New novel “Dirt Road” is the first book I’ve read by Scottish writer James Kelman. It may not be representative of his usual work as I believe he has a reputation for writing novels that invoke Glaswegian patterns of speech which make it difficult for people unfamiliar with this dialect to understand. His Booker Prize winning novel “How Late It Was, How Late” was surrounded by controversy for its frequent use of bad language, but Kelman responded to these objections saying he was honouring and representing how working class people in Glasgow actually speak. “Dirt Road” features both Scottish and American Southern dialect because the story is about a US road trip, but it’s very readable and easy to understand. This emotionally affecting story closely follows the experiences of Scottish teenager Murdo as he and his father visit relatives in Alabama shortly after his mother died of cancer.
I’ve find it can take a while to get into novels that are so embedded in the moment to moment thoughts and feelings of their protagonists. It can feel at times like a chaotic accumulation of superfluous detail and tedious observations. It’s a testament to the skill of Kelman’s writing that I was surprised to find after fifty pages or so how mesmerising this narrative became and how close I felt to Murdo as he navigates a country that is bewildering and foreign to him. What’s more, his position of naivety gives a fresh perspective on social, national, racial and economic divisions within society highlighting their ridiculousness. In the middle of the novel, Murdo and his father Tom travel with an aunt and uncle to an American Scottish festival. The dress and activities on display here are a strange simulacrum of outdated traditions and are out of sync with modern Scottish sensibilities. It makes for funny scenes but it also feels like this contrast between the idea of a unified national character and actual Scottish characters make a poignant and timely statement about how national identity is porous and changeable. Kelman isn’t mocking the sense of community that festivals like this give, but he shows how they are more about the idea of a nation rather than truly representing the evolving complex reality of a nation.
Murdo is a talented accordion player and his teenage passion for this musical art form is poignantly rendered. He tries to explain to his father how he’s not academically gifted in the traditional sense, but gets a sensory education from listening to music: “Just hearing it the way I’m hearing it, it’s like learning, although I’m just listening like I hear it and I learn it. It’s just the way I do it Dad so I mean that’s just how it is.” When Murdo encounters attractive girl Sarah and her grandmother Queen Monzee-ay who is locally famous for her Zydeco music, the impressionable boy is strongly drawn to playing alongside them and joining this charismatic group of performers. Naturally, his father is protective and wary of his son setting out with bands of musicians when he’s still only sixteen and not an American citizen.
At the heart of the novel is how Murdo and his father Tom’s relationship changes as they learn how to live without the mother and Murdo’s sister Eilidh who died many years ago. I can’t help but feel Kelman must have been inspired by Cormac McCarthy’s “The Road” in some way because of the novel’s title and the emotionally fragile father-son relationship it portrays as they travel together without a mother. When I think of McCarthy’s post-apocalyptic novel I’m immediately reminded of the chilling horror it portrays, but my more lasting impression is the bond shown between a man and his son. It’s a tricky thing to do especially because many men conform to their gender roles and don’t often openly discuss emotion. The same is true in “Dirt Road” where Tom spends a lot of time reading on his own while Murdo likes to escape to his aunt’s basement to listen to music in solitude. Conversations between them are short and to the point. Details about the emotional discord created by the mother’s death are gradually revealed, especially how Murdo was placed in a caring position for his father. He thinks with resentment: “The son shouldn’t have to feel sorry for the father. Jesus didn’t feel sorry for God.” But their experiences together during their journey create a more harmonious bond and mutual respect for each other.

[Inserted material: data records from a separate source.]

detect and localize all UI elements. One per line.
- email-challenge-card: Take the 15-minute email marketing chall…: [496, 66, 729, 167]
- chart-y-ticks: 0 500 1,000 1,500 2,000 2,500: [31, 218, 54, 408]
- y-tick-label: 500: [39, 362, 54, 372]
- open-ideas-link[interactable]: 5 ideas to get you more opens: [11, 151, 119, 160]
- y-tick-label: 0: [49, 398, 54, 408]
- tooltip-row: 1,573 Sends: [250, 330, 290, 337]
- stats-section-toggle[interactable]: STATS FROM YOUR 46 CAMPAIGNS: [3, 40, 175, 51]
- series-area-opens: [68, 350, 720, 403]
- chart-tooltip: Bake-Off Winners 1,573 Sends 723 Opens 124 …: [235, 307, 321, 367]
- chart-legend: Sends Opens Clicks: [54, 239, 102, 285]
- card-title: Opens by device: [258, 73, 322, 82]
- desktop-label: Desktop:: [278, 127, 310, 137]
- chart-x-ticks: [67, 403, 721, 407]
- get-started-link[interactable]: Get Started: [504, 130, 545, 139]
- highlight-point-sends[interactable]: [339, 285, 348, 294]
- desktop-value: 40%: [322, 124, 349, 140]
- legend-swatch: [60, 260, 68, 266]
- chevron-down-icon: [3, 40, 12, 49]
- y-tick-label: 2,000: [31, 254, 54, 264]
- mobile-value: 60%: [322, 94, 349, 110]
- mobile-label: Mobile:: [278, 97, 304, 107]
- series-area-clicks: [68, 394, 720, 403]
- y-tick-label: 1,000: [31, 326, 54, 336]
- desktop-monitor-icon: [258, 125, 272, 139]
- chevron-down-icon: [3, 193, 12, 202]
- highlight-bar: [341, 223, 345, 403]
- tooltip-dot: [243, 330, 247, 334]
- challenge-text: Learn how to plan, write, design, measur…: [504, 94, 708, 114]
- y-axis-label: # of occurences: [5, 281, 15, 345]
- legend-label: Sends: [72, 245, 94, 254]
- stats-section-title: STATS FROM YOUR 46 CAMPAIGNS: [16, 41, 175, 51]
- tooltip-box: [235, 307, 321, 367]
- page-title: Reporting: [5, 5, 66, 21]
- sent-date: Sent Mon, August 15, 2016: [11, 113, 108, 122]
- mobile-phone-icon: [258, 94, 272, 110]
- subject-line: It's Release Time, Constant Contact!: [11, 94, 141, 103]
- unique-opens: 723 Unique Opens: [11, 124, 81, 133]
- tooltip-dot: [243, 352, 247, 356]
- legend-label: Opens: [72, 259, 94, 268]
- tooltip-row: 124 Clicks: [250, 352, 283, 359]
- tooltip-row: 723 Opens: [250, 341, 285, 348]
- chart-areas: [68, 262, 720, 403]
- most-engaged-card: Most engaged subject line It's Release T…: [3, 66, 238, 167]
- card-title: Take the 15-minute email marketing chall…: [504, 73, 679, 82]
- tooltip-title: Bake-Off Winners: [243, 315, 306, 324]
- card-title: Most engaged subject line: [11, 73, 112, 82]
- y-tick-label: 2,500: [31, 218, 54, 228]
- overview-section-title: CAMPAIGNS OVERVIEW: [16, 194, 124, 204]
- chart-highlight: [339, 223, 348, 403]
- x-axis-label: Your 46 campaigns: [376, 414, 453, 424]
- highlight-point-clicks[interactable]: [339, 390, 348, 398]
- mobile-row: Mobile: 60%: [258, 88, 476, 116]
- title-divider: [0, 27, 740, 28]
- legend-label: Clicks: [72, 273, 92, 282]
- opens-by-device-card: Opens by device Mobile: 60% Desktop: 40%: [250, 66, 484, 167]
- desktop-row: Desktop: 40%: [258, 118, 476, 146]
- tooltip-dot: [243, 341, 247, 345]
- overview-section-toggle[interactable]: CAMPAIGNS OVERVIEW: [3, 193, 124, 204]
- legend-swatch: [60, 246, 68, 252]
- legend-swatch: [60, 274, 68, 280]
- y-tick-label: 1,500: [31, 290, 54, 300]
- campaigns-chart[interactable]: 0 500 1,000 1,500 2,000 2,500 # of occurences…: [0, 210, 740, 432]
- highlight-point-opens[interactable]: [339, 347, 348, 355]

Kelman is attentive to small differences in customs and behaviour making America strange to this Scottish boy such as the way tax is only added at the point of sale, the way many Americans use fork and knives differently from Europeans and the social separation between racial groups that exists in parts of the American south. It makes for atmospheric reading as it is so finely filtered through the sharply observed perspective of a sensitive teenage boy. Equally strong is the way Murdo is bewildered by his own changing identity as he builds a sense of self out of his interactions with other people: “Ye look in the mirror and see other people. Because they are seeing you.” This is an impactful story about a damaged father and son building a connection and respect for each other amidst their lingering grief, but it is also about how artificial lines of division break down when real connections are formed.